Grace Smith | June 24, 2022
Wind gusts up to 70+ mph, dry cropland, and a thunderstorm with high winds created a haboob, or a large and intense dust storm, in Northwest Iowa on May 13. The haboob was a part of a larger aggregate of thunderstorms traveling through Nebraska, Minnesota, Iowa, and both North and South Dakota. This haboob and other windy conditions in the Midwest cause major problems for soil.
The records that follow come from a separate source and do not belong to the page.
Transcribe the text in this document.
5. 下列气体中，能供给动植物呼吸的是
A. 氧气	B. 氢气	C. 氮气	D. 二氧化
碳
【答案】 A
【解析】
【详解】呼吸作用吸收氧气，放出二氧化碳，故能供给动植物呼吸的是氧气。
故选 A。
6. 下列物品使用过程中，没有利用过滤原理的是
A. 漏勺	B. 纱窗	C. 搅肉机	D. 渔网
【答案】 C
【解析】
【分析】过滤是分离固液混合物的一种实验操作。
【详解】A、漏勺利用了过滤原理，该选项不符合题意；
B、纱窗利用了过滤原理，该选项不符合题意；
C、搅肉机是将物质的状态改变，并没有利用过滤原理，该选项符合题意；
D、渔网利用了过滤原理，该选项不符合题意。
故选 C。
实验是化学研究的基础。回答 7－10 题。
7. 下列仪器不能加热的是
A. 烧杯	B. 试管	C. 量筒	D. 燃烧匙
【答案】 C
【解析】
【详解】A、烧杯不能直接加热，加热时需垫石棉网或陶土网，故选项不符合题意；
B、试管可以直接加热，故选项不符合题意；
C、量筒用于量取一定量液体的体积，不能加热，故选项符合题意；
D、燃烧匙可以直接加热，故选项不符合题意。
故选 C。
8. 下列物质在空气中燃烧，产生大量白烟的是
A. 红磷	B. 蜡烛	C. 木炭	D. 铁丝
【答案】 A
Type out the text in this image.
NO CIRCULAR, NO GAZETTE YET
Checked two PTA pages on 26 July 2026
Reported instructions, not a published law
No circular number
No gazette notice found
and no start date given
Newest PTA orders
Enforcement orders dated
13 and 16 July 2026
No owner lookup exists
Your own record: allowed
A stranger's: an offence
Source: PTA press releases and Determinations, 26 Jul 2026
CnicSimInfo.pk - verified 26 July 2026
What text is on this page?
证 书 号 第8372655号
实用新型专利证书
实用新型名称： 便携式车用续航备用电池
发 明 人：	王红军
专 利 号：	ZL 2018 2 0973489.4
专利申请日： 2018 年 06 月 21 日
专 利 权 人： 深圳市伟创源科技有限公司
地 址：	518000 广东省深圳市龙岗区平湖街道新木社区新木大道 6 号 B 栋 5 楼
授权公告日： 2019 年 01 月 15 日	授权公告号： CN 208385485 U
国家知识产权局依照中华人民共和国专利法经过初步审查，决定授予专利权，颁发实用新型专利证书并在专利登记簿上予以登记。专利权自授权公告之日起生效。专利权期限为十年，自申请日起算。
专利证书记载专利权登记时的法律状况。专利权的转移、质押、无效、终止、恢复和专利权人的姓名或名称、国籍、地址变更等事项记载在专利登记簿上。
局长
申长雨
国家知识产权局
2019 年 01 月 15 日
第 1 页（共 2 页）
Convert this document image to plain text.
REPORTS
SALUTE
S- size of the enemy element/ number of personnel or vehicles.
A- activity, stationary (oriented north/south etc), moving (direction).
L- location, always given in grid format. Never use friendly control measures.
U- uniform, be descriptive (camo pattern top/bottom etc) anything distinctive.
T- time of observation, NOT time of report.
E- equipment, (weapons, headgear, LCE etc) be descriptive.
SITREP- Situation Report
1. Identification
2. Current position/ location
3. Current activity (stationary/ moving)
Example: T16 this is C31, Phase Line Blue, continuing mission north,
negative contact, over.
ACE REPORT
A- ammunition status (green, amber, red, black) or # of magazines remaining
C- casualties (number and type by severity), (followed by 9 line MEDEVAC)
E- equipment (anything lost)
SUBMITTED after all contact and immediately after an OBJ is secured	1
Wind traveling through dry cropland unearths crops and soil in and on the ground. During a study by Texas-based erosion specialist Chris Coreil at the beginning of May, high winds and droughts caused farmers to lose soil anywhere between three to 29 tons per acre in South Dakota. The haboob erosion estimates were similar, with estimates of up to 12 tons of lost soil per acre in South Dakota.
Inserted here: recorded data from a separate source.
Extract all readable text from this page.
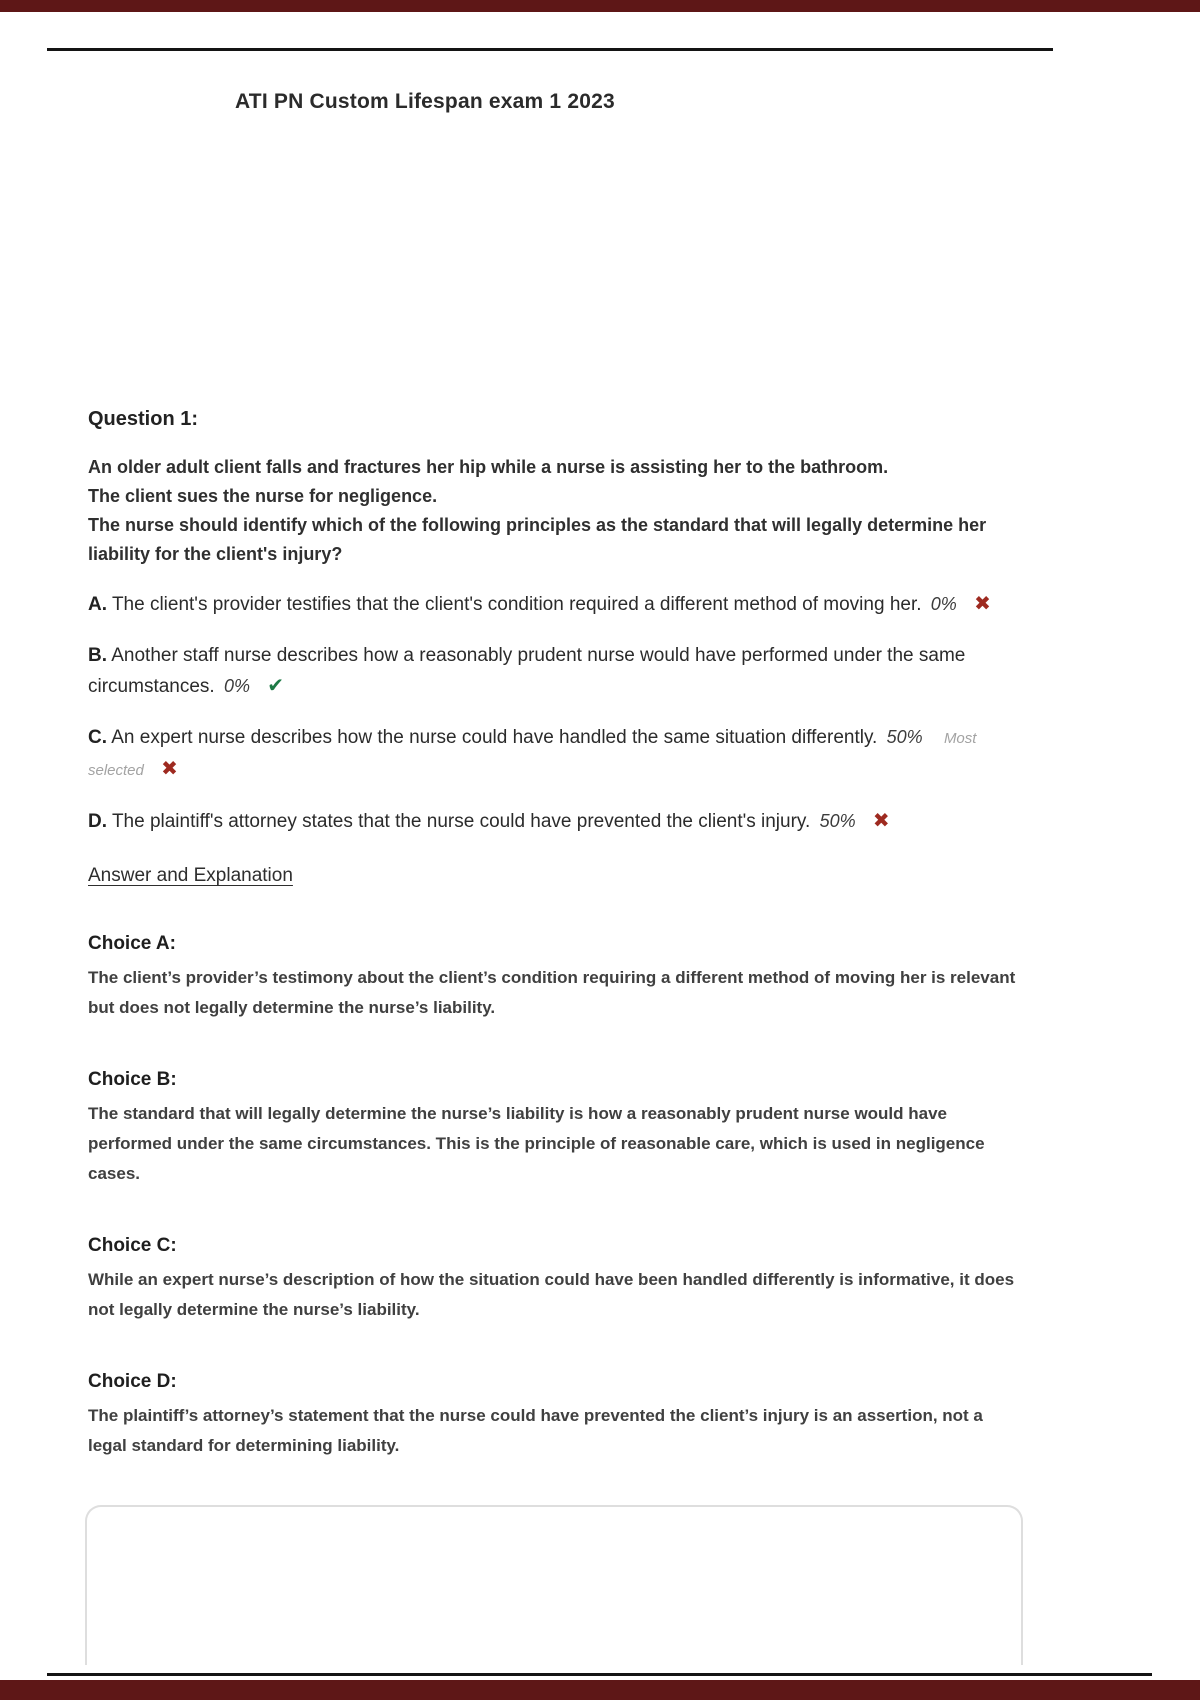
ATI PN Custom Lifespan exam 1 2023
Question 1:

An older adult client falls and fractures her hip while a nurse is assisting her to the bathroom.
The client sues the nurse for negligence.
The nurse should identify which of the following principles as the standard that will legally determine her liability for the client's injury?

A. The client's provider testifies that the client's condition required a different method of moving her. 0% ✖

B. Another staff nurse describes how a reasonably prudent nurse would have performed under the same circumstances. 0% ✔

C. An expert nurse describes how the nurse could have handled the same situation differently. 50% Most selected ✖

D. The plaintiff's attorney states that the nurse could have prevented the client's injury. 50% ✖

Answer and Explanation
Choice A:

The client’s provider’s testimony about the client’s condition requiring a different method of moving her is relevant but does not legally determine the nurse’s liability.

Choice B:

The standard that will legally determine the nurse’s liability is how a reasonably prudent nurse would have performed under the same circumstances. This is the principle of reasonable care, which is used in negligence cases.

Choice C:

While an expert nurse’s description of how the situation could have been handled differently is informative, it does not legally determine the nurse’s liability.

Choice D:

The plaintiff’s attorney’s statement that the nurse could have prevented the client’s injury is an assertion, not a legal standard for determining liability.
And the extreme temperature doesn’t appear to be ending soon. Climate change is causing an increase in precipitation and an increase in droughts, which will harm soil and agricultural practices.
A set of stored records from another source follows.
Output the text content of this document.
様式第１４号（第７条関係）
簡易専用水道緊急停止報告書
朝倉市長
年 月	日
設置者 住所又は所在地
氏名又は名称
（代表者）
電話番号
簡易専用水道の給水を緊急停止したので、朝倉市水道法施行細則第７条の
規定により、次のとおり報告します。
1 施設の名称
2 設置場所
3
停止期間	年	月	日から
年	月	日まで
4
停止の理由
One way to combat these high winds and drought conditions is with a crop cover, which right now, only 3-5 percent in most states own a cover. The U.S. Department of Agriculture released an announcement in January expanding services and opportunities for “climate smart agriculture,” and has a goal of crop covers protecting 30 million acres of corn and soybean land in the U.S. by 2030.